In [None]:
import pandas as pd

df = pd.read_csv('../data/processed/cleaned_amazon.csv')

# riders with more than 10 orders
agent_counts = df['Agent_Age'].value_counts()
eligible_agents = agent_counts[agent_counts > 10].index.tolist()

df['Group'] = df['Agent_Age'].apply(lambda x: 'B' if x in eligible_agents else 'A')


In [None]:
ab_summary = df.groupby('Group').agg({
    'Pickup_Delay_Minutes': 'mean',
    'Delivery_Speed_KMPH': 'mean',
    'Agent_Rating': 'mean'
}).reset_index()

ab_summary.to_csv('../reports/ab_summary.csv', index=False)

In [None]:
from scipy.stats import ttest_ind

group_a = df[df['Group'] == 'A']['Pickup_Delay_Minutes']
group_b = df[df['Group'] == 'B']['Pickup_Delay_Minutes']

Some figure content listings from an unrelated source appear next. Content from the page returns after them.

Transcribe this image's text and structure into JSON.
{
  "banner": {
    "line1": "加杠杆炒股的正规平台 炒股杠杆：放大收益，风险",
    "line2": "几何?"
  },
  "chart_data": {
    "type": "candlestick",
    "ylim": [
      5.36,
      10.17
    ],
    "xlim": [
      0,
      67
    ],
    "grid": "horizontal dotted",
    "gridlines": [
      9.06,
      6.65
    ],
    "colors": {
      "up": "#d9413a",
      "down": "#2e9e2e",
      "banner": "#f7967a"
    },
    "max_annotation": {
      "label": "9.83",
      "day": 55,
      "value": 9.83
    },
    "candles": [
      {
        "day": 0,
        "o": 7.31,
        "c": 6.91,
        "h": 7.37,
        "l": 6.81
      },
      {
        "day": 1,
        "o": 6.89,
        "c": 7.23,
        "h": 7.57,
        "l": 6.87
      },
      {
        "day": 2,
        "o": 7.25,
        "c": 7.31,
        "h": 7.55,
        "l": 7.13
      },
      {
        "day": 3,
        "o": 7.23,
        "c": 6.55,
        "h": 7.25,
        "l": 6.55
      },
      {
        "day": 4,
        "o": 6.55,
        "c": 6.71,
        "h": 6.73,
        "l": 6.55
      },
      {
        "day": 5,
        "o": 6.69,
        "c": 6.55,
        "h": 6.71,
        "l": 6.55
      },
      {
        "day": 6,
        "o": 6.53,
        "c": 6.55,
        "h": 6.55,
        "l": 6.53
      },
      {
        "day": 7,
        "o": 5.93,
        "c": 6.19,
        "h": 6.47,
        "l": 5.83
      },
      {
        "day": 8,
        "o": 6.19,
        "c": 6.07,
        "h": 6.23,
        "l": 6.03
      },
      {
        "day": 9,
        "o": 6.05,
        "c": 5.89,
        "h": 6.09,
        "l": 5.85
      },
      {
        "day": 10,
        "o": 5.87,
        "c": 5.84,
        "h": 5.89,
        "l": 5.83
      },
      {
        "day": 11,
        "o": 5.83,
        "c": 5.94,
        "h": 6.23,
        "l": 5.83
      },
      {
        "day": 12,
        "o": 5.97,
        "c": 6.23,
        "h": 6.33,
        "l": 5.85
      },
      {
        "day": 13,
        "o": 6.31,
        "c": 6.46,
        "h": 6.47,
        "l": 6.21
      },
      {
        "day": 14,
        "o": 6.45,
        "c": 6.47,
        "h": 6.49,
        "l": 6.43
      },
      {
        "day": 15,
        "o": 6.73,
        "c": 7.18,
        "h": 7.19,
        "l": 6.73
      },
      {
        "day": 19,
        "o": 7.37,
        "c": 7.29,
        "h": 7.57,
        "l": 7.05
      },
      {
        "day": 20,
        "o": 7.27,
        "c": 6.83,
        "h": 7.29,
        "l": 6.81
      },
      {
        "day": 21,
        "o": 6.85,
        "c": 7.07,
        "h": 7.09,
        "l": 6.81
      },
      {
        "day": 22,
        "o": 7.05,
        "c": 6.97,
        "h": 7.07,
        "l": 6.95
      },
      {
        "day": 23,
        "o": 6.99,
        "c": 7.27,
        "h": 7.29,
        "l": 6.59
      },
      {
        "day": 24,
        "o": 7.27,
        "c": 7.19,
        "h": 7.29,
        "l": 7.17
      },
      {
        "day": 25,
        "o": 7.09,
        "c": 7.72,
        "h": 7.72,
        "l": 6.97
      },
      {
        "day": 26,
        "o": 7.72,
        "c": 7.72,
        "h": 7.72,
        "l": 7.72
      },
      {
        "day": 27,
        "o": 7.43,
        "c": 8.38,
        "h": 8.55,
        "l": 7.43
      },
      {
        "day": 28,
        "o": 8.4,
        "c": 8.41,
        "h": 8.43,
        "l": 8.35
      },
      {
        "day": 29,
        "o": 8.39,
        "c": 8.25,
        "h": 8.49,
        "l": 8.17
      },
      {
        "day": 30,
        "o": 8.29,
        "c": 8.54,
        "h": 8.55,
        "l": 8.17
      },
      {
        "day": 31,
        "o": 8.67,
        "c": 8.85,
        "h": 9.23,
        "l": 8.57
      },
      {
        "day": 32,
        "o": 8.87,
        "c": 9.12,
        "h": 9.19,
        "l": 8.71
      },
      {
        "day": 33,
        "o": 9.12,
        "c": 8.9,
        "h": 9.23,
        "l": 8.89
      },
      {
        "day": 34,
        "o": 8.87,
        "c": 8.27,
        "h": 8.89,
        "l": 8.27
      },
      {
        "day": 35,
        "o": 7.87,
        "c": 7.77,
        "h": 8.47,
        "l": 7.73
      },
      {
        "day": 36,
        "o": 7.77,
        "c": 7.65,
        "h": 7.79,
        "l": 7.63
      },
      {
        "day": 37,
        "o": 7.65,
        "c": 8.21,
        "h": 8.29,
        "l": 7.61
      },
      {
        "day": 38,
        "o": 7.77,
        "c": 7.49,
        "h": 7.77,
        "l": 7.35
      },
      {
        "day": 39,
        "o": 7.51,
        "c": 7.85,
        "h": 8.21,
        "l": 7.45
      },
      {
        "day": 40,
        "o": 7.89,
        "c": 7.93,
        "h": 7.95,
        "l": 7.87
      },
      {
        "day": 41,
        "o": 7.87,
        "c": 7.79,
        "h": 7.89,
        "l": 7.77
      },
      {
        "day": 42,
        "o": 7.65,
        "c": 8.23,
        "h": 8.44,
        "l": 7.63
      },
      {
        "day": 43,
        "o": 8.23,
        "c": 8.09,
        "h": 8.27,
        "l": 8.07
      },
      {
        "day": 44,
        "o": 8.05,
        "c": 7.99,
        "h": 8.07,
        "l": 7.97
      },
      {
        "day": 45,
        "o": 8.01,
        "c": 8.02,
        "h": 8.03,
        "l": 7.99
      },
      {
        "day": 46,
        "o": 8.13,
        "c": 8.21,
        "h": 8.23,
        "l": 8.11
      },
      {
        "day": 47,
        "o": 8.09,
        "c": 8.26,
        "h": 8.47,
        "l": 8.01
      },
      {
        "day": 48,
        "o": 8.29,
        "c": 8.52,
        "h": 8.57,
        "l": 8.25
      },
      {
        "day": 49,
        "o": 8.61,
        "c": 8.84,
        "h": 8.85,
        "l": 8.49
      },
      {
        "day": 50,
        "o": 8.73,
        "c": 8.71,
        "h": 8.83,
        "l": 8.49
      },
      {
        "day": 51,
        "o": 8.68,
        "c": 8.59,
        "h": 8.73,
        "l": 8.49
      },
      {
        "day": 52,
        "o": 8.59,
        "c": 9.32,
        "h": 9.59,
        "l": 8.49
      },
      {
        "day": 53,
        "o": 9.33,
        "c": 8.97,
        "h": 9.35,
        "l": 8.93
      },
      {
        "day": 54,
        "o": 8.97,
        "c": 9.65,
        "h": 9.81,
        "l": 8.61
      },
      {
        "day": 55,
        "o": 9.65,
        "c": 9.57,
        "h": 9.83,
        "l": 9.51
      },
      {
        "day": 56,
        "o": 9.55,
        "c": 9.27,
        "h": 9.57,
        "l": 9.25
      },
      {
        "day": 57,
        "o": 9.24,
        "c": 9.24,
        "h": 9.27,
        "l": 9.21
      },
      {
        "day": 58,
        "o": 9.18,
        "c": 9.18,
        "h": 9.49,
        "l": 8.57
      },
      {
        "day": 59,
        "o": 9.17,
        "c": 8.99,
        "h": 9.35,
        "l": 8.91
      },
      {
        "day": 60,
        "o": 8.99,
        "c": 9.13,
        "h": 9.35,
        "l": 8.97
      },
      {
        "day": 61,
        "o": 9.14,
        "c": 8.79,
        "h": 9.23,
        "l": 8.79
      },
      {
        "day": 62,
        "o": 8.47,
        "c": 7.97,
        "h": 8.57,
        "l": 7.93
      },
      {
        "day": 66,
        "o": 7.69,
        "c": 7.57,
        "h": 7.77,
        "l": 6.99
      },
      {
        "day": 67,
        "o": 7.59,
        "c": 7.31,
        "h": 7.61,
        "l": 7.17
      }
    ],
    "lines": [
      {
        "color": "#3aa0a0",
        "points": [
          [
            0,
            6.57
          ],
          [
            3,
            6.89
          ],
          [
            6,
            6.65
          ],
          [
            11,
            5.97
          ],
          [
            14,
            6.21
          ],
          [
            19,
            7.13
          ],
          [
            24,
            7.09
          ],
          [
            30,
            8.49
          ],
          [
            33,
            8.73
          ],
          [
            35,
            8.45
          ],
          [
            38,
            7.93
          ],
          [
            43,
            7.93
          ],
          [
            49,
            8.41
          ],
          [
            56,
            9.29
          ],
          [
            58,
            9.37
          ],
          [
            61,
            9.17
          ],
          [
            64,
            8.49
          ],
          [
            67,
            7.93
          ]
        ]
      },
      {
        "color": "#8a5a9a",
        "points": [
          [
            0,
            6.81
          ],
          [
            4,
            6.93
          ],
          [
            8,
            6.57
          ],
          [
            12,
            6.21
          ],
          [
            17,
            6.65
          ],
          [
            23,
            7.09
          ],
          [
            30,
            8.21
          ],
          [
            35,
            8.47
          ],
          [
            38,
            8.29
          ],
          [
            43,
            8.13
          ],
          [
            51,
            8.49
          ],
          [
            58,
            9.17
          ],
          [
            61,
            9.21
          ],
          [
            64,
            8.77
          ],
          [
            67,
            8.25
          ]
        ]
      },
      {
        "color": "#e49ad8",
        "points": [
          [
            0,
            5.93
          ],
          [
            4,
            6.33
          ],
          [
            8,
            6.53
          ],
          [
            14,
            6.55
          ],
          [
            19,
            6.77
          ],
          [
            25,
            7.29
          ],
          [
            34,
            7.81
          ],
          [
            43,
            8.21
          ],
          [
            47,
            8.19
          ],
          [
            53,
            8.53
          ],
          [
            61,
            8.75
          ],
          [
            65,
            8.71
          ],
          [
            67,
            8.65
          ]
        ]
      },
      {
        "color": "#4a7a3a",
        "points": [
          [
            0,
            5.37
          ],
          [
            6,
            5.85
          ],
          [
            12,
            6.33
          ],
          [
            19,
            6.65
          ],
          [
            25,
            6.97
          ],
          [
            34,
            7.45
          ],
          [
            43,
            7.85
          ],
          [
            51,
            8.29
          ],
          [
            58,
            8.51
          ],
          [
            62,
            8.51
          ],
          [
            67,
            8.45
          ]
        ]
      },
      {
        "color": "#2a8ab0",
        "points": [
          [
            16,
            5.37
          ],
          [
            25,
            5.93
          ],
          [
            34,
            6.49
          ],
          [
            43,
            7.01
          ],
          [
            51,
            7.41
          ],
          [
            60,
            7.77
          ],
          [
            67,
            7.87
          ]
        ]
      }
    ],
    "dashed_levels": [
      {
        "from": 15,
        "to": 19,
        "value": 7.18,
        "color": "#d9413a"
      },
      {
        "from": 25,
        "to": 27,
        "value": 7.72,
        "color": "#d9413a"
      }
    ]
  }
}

t_stat, p_val = ttest_ind(group_a, group_b, equal_var=False)

print(f"T-statistic = {t_stat:.3f}, P-value = {p_val:.4f}")

In [None]:
import matplotlib.pyplot as plt

metrics = ['Pickup_Delay_Minutes', 'Delivery_Speed_KMPH', 'Agent_Rating']
colors = ['steelblue', 'orange', 'green']

fig, ax = plt.subplots(1, 3, figsize=(15, 5))

for i, metric in enumerate(metrics):
    ab_summary.plot(kind='bar', x='Group', y=metric, ax=ax[i], legend=False, color=colors[i])
    ax[i].set_title(metric)
    ax[i].set_xlabel('')
    ax[i].set_ylabel('')

plt.suptitle('A/B Group Comparison on Key Metrics')
plt.tight_layout()
plt.savefig('../reports/screenshots/ab_test_comparison.png')
plt.show()


In [None]:
#If p < 0.05:
#→ The result is statistically significant.
#Otherwise:
#→ No significant difference between groups.

### insights: This allows us to evaluate if loyalty incentives truly impact rider behavior.